The perception of geometric entoptic phenomena is intensified and deepened by consciousness altering techniques of ecstasy (Tausin 2012b/2011). Such techniques may exist since Upper Paleolithic times (from 40‘000 BC), as geometric rock painting in Stone Age caves and rock shelters suggests (Dowson/Lewis-Williams 1988; Clottes/Lewis-Williams 1997). In Mesopotamian religions, there is little evidence of mind-altering practices. As in ancient Egypt (Tausin 2012c), religion consisted of the priestly and individual ritual worship of gods. They were represented in cult images and statues in the temples and were part of myths and legends. The relationship of man to the gods was distant; the gods were approached with feelings of awe and humility. By the means of divination and the discovery of omens in nature, Mesopotamians learned the intentions of the gods regarding the fate of particular human beings or the state (Hrouda 1997; Ringgren 979). All of this does not fit the character of shamanic practices for knowledge and healing. However, some of the magical acts, mythical accounts and depictions in Mesopotamian art could testify to an ancient oriental shamanism which also influenced Central Asian and Siberian shamanism (Eliade 1957; cf.
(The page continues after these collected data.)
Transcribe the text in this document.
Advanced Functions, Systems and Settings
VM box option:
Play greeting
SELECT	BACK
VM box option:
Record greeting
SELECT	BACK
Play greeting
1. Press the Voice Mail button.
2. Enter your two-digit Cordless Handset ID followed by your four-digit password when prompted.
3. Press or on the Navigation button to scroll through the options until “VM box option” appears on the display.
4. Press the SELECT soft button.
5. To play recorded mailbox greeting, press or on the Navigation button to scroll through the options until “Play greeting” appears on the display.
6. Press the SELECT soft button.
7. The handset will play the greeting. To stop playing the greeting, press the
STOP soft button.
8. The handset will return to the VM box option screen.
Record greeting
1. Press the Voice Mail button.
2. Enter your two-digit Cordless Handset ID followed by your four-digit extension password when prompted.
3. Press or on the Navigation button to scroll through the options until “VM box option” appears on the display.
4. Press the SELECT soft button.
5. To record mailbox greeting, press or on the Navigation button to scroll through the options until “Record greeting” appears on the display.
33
Walter/Fridman 2004). For example, the underworld journeys of some mythical figures like goddess Inanna or the wild Enkidu; the performance of healing rituals including drum rhythms and whirling dance; and the ritual and medical significance of consciousness altering plants like cannabis, incense, mandrake, deadly nightshade and henbane, possibly mirrored in the “herb of immortality”, which was searched by king Gilgamesh in the famous epic of Gilgamesh – all of this indicates kinds of shamanic practices in Mesopotamia (Hrouda 1997; Walter/Fridman 2004; Rätsch 2004; Ringgren 979; cf. Lawson 2004; Bryce 2002).